While this play is relatively small in magnitude, it certainly already beats many bigger ones in profitability. While an average well has estimated IRR in the 50% range, the best wells' IRR can exceed 300%.

Potential Implications for Cabot Stock

From the stock valuation perspective, the Marmaton play can be meaningful to both Cabot and Unit, the two operators who have shown the greatest commitment to the play so far. The important question, what is the upper end of the potential value range for this business to Cabot in the long term? Assuming COG continues to build operating momentum and ultimately takes, for the purpose of illustration, a 25% market share in the play, the NPV to be ultimately realized could be high as $1 billion, based on the discussion above.

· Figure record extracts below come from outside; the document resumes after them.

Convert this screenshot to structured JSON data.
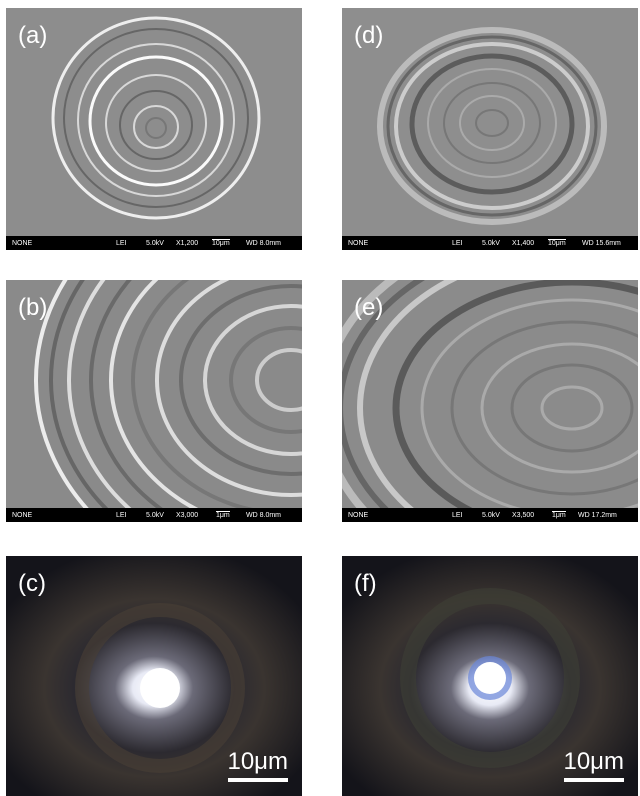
{
  "panels": [
    {
      "label": "(a)",
      "info_bar": [
        "NONE",
        "LEI",
        "5.0kV",
        "X1,200",
        "10μm",
        "WD 8.0mm"
      ]
    },
    {
      "label": "(b)",
      "info_bar": [
        "NONE",
        "LEI",
        "5.0kV",
        "X3,000",
        "1μm",
        "WD 8.0mm"
      ]
    },
    {
      "label": "(c)",
      "scale_bar": "10μm"
    },
    {
      "label": "(d)",
      "info_bar": [
        "NONE",
        "LEI",
        "5.0kV",
        "X1,400",
        "10μm",
        "WD 15.6mm"
      ]
    },
    {
      "label": "(e)",
      "info_bar": [
        "NONE",
        "LEI",
        "5.0kV",
        "X3,500",
        "1μm",
        "WD 17.2mm"
      ]
    },
    {
      "label": "(f)",
      "scale_bar": "10μm"
    }
  ]
}
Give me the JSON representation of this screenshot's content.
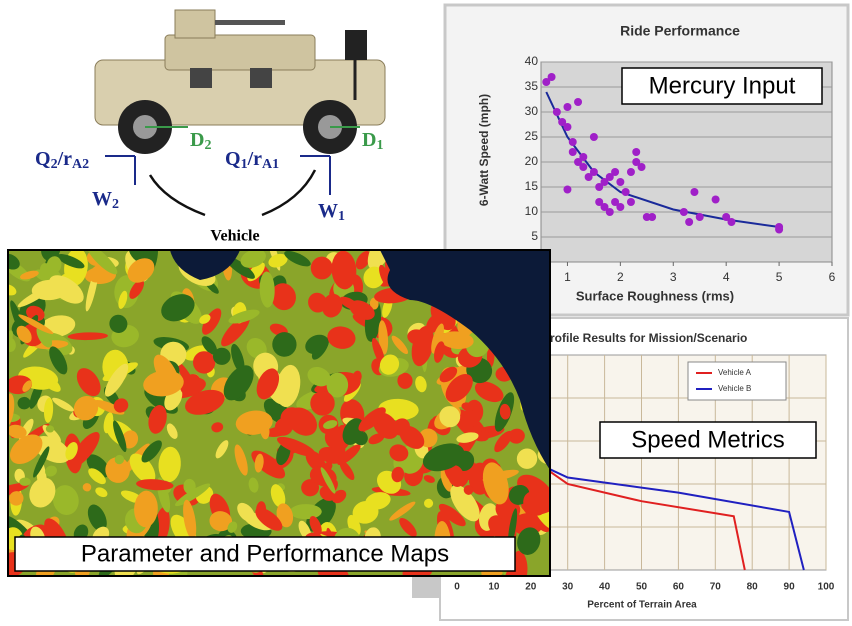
{
  "vehicle_diagram": {
    "caption": "Vehicle",
    "force_labels": [
      {
        "parts": [
          "Q",
          "2",
          "/r",
          "A2"
        ]
      },
      {
        "parts": [
          "Q",
          "1",
          "/r",
          "A1"
        ]
      },
      {
        "parts": [
          "W",
          "2"
        ]
      },
      {
        "parts": [
          "W",
          "1"
        ]
      }
    ],
    "offset_labels": [
      {
        "parts": [
          "D",
          "2"
        ]
      },
      {
        "parts": [
          "D",
          "1"
        ]
      }
    ]
  },
  "ride_chart": {
    "type": "scatter",
    "title": "Ride Performance",
    "x_label": "Surface Roughness (rms)",
    "y_label": "6-Watt Speed (mph)",
    "callout": "Mercury Input",
    "xlim": [
      0.5,
      6
    ],
    "ylim": [
      0,
      40
    ],
    "xticks": [
      1,
      2,
      3,
      4,
      5,
      6
    ],
    "yticks": [
      5,
      10,
      15,
      20,
      25,
      30,
      35,
      40
    ],
    "color": "#a020c8",
    "x": [
      0.6,
      0.7,
      0.8,
      0.9,
      1.0,
      1.0,
      1.1,
      1.1,
      1.2,
      1.3,
      1.3,
      1.4,
      1.5,
      1.6,
      1.7,
      1.8,
      1.2,
      1.5,
      1.0,
      1.7,
      1.8,
      1.9,
      2.0,
      2.1,
      2.2,
      2.3,
      2.3,
      2.4,
      2.5,
      2.6,
      2.0,
      2.2,
      3.2,
      3.3,
      3.4,
      3.5,
      3.8,
      4.0,
      4.1,
      5.0,
      5.0,
      1.6,
      1.9
    ],
    "values": [
      36,
      37,
      30,
      28,
      27,
      31,
      24,
      22,
      20,
      21,
      19,
      17,
      18,
      15,
      16,
      17,
      32,
      25,
      14.5,
      11,
      10,
      12,
      11,
      14,
      18,
      20,
      22,
      19,
      9,
      9,
      16,
      12,
      10,
      8,
      14,
      9,
      12.5,
      9,
      8,
      7,
      6.5,
      12,
      18
    ],
    "trendline": {
      "color": "#1a2a9a",
      "x": [
        0.6,
        1,
        1.5,
        2,
        3,
        4,
        5
      ],
      "values": [
        34,
        25,
        18,
        14,
        10.5,
        8.5,
        7
      ]
    },
    "grid": true
  },
  "speed_chart": {
    "type": "line",
    "title": "rofile Results for Mission/Scenario",
    "x_label": "Percent of Terrain Area",
    "callout": "Speed Metrics",
    "xlim": [
      0,
      100
    ],
    "ylim": [
      0,
      10
    ],
    "xticks": [
      0,
      10,
      20,
      30,
      40,
      50,
      60,
      70,
      80,
      90,
      100
    ],
    "grid": true,
    "series": [
      {
        "name": "Vehicle A",
        "color": "#e02020",
        "x": [
          25,
          30,
          50,
          75,
          78
        ],
        "values": [
          4.6,
          4.0,
          3.2,
          2.5,
          0
        ]
      },
      {
        "name": "Vehicle B",
        "color": "#2020c0",
        "x": [
          25,
          30,
          60,
          90,
          94
        ],
        "values": [
          4.7,
          4.3,
          3.6,
          2.7,
          0
        ]
      }
    ]
  },
  "map": {
    "caption": "Parameter and Performance Maps"
  }
}
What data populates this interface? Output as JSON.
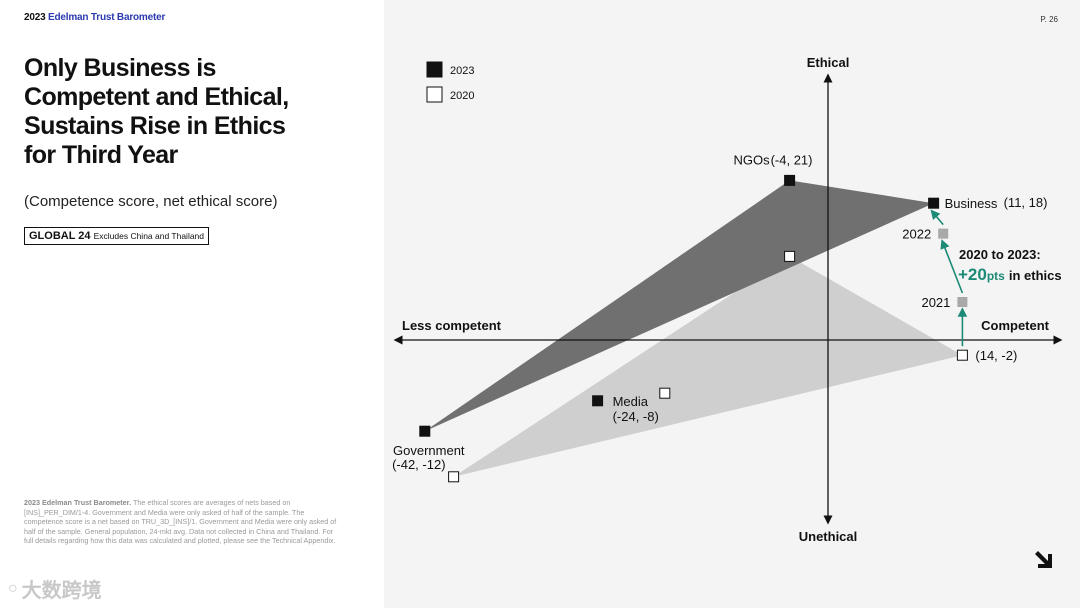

Given the accelerated development pace, Cabot may achieve a point where there is some preliminary visibility of this project's final outcome already in a year or two from now, the moment when the expected value will gradually begin being reflected in the stock price.

Developments to Watch

· Delineation results defining the boundaries and "sweet spots" of the play.

· Leasing/acquisition activity in the area and changes in the rig count.

· IP rate trends quarter to quarter.

· Decline profiles for the wells of older vintages to validate estimated EURs (upward revisions are likely).

· Reserve bookings at the end of the year.

Disclosure: I have no positions in any stocks mentioned, and no plans to initiate any positions within the next 72 hours.